VENICE, Italy (AP) Japanese director Sion Sono wants to set the records straight: It was Bruce Lee and not Quentin Tarantino who transformed the yellow jumpsuit into a piece of film iconography.
Sono has been fielding questions all day about Tarantino's influence on his film "Why Don't You Play in Hell?" which premiered to an enthusiastic reception out of the main competition at the Venice Film Festival on Thursday.
The raucous gangster drama telling the story of a young filmmaker aiming at cinematic greatness is full of over-the-top graphic violence, and a would-be action star wears a yellow jumpsuit, as sported by Uma Thurman in Tarantino's "Kill Bill."
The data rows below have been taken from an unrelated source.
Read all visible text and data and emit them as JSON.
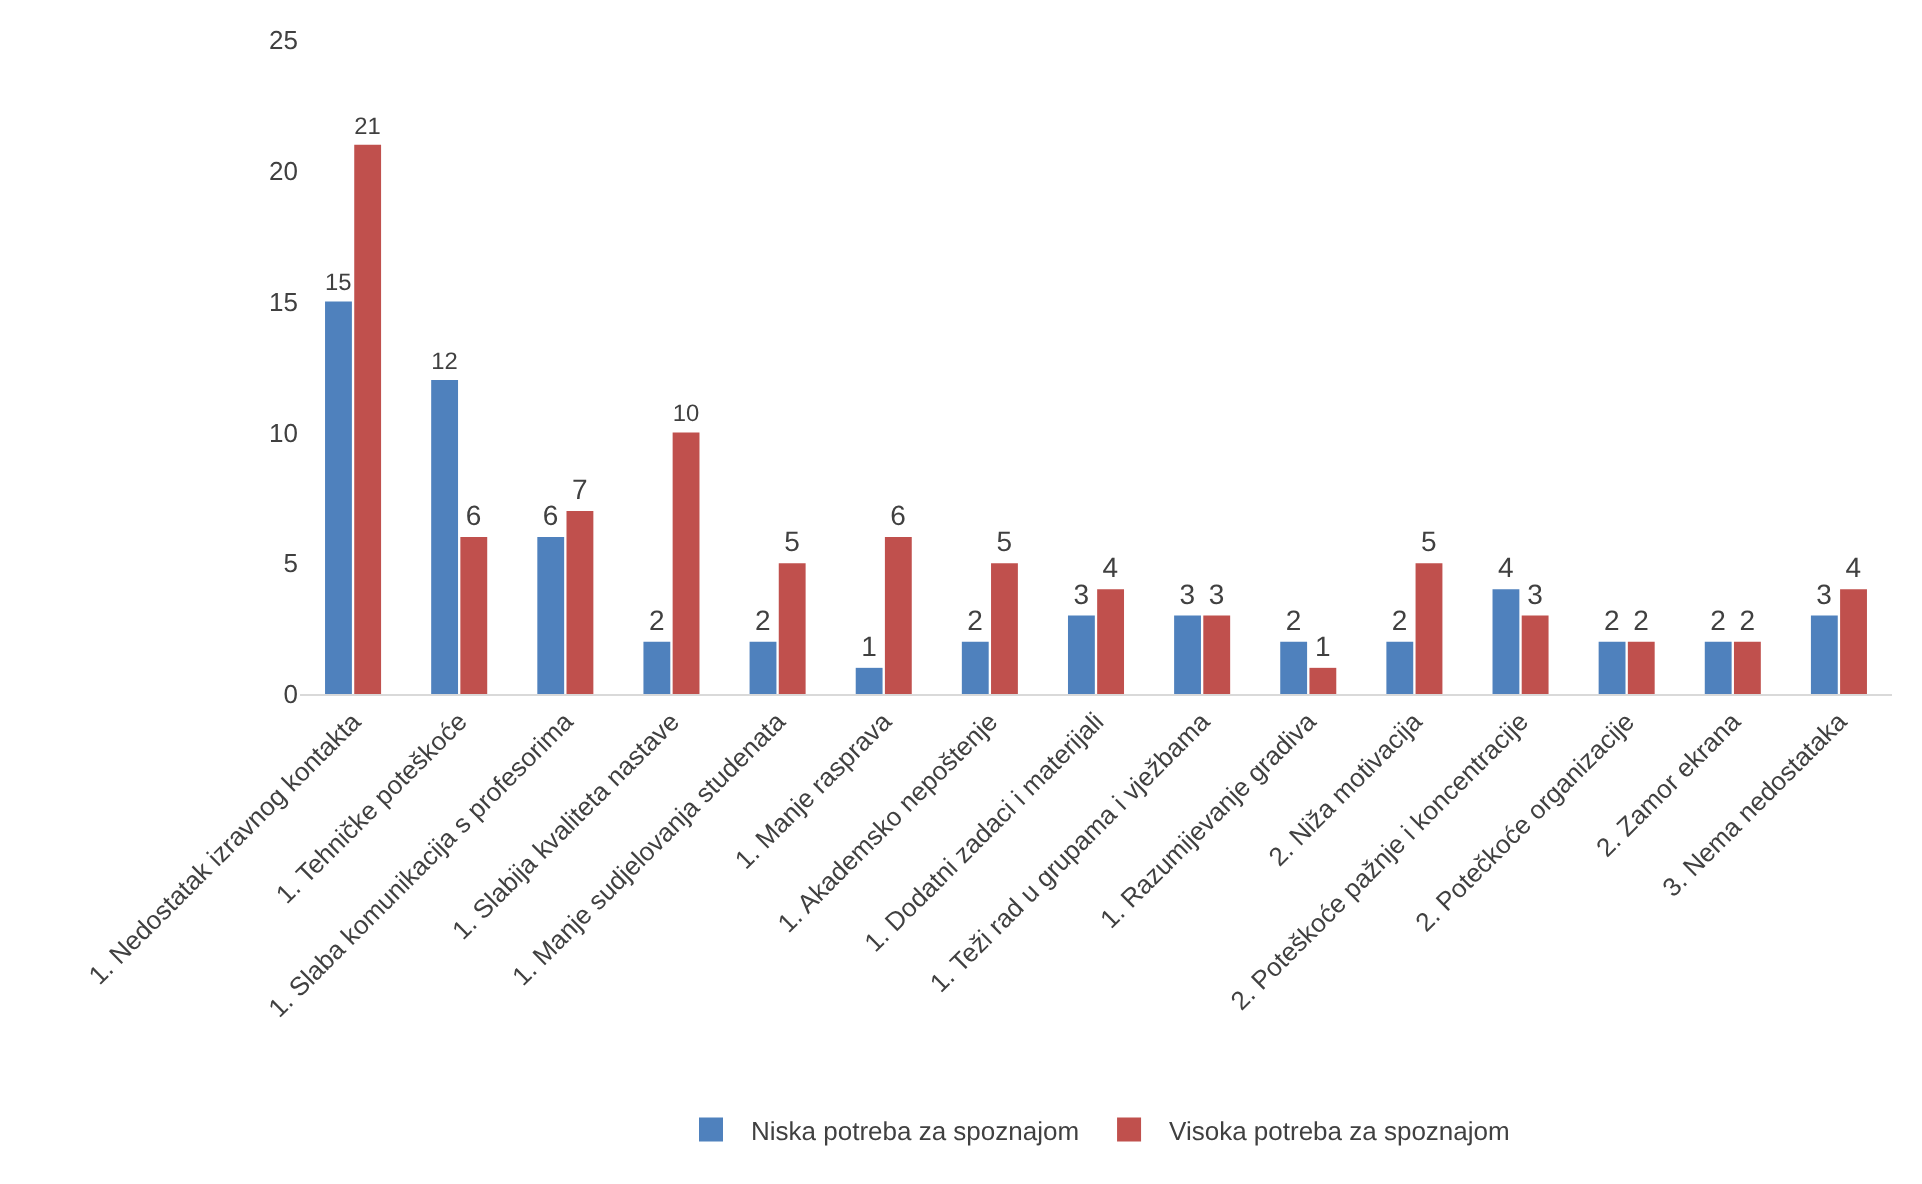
{
  "chart_data": {
    "type": "bar",
    "categories": [
      "1. Nedostatak izravnog kontakta",
      "1. Tehničke poteškoće",
      "1. Slaba komunikacija s profesorima",
      "1. Slabija kvaliteta nastave",
      "1. Manje sudjelovanja studenata",
      "1. Manje rasprava",
      "1. Akademsko nepoštenje",
      "1. Dodatni zadaci i materijali",
      "1. Teži rad u grupama i vježbama",
      "1. Razumijevanje gradiva",
      "2. Niža motivacija",
      "2. Poteškoće pažnje i koncentracije",
      "2. Potečkoće organizacije",
      "2. Zamor ekrana",
      "3. Nema nedostataka"
    ],
    "series": [
      {
        "name": "Niska potreba za spoznajom",
        "color": "#4f81bd",
        "values": [
          15,
          12,
          6,
          2,
          2,
          1,
          2,
          3,
          3,
          2,
          2,
          4,
          2,
          2,
          3
        ]
      },
      {
        "name": "Visoka potreba za spoznajom",
        "color": "#c0504d",
        "values": [
          21,
          6,
          7,
          10,
          5,
          6,
          5,
          4,
          3,
          1,
          5,
          3,
          2,
          2,
          4
        ]
      }
    ],
    "ylim": [
      0,
      25
    ],
    "yticks": [
      0,
      5,
      10,
      15,
      20,
      25
    ],
    "grid": false,
    "legend": "bottom",
    "data_labels": true
  }
}
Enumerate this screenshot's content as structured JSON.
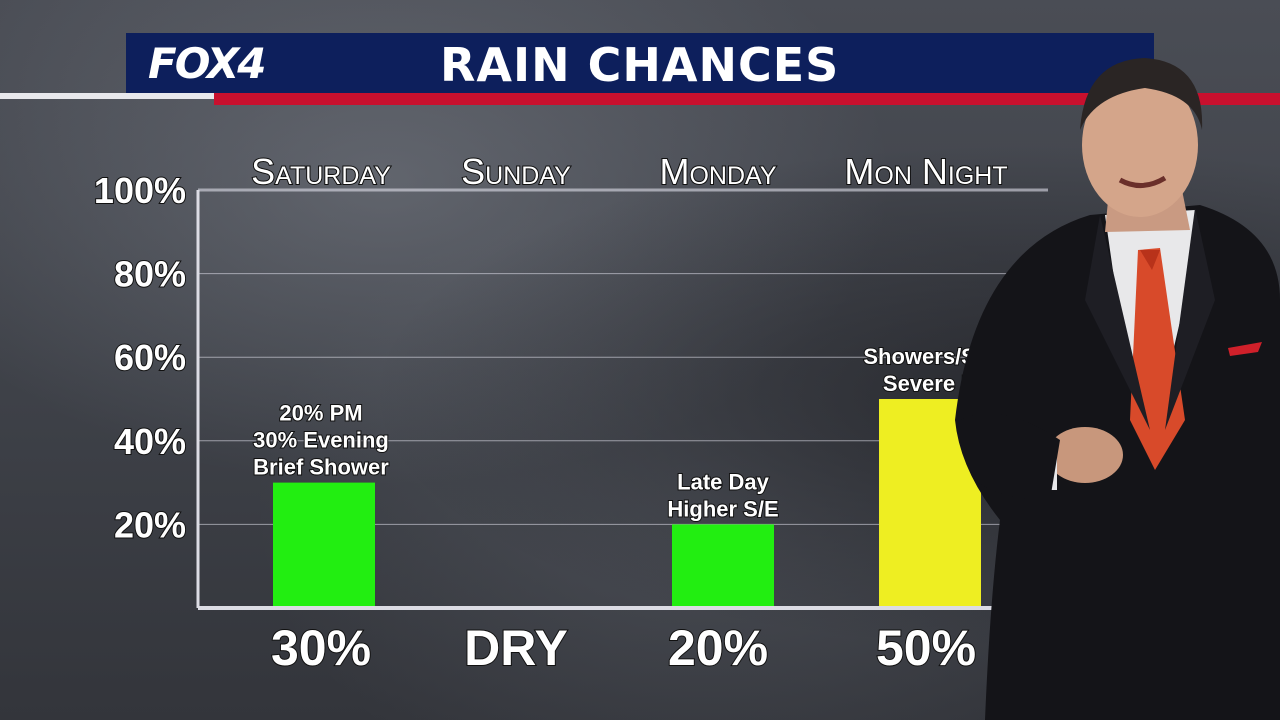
{
  "brand": {
    "logo": "FOX4",
    "title": "RAIN CHANCES"
  },
  "colors": {
    "header_bg": "#0d1f5c",
    "accent_red": "#c8102e",
    "bar_green": "#22ee11",
    "bar_yellow": "#eeee22"
  },
  "chart_data": {
    "type": "bar",
    "categories": [
      "Saturday",
      "Sunday",
      "Monday",
      "Mon Night"
    ],
    "values": [
      30,
      0,
      20,
      50
    ],
    "value_labels": [
      "30%",
      "DRY",
      "20%",
      "50%"
    ],
    "bar_colors": [
      "#22ee11",
      null,
      "#22ee11",
      "#eeee22"
    ],
    "annotations": [
      [
        "20% PM",
        "30% Evening",
        "Brief Shower"
      ],
      [],
      [
        "Late Day",
        "Higher S/E"
      ],
      [
        "Showers/Sto",
        "Severe R"
      ]
    ],
    "yticks": [
      "100%",
      "80%",
      "60%",
      "40%",
      "20%"
    ],
    "ytick_values": [
      100,
      80,
      60,
      40,
      20
    ],
    "ylim": [
      0,
      100
    ],
    "grid": true
  },
  "presenter": {
    "icon": "meteorologist-figure"
  }
}
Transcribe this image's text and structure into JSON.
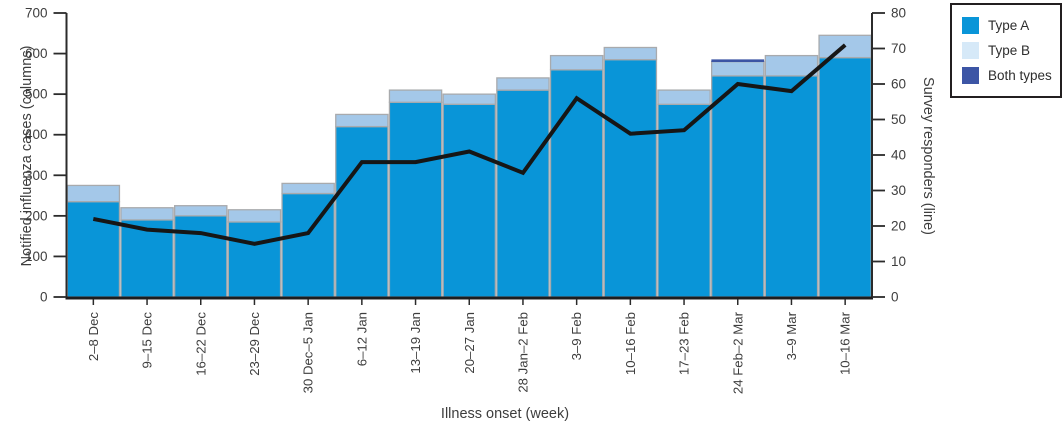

"I speak as head of the 'Bruce Lee Fan Club,'" Sono said in an interview. "Everyone is talking about the yellow tracksuit as something from Tarantino, but that is very sad for me. The original idea was Bruce Lee's, and now everyone thinks it came from Tarantino."
Sono drafted Jun Kunimura, a veteran of John Woo films who also appeared as Boss Tanaka in both "Kill Bill" movies, to star as a clan boss whose wife single-handedly massacres a rival gang. The movie also stars Fumi Nikaido, recipient of Venice's young actress award in 2011 for her role in Sono's film "Himizu," as the clan boss's daughter who longs for stardom after her career as a toothpaste TV commercial star is quashed by her mother's murderous tirade.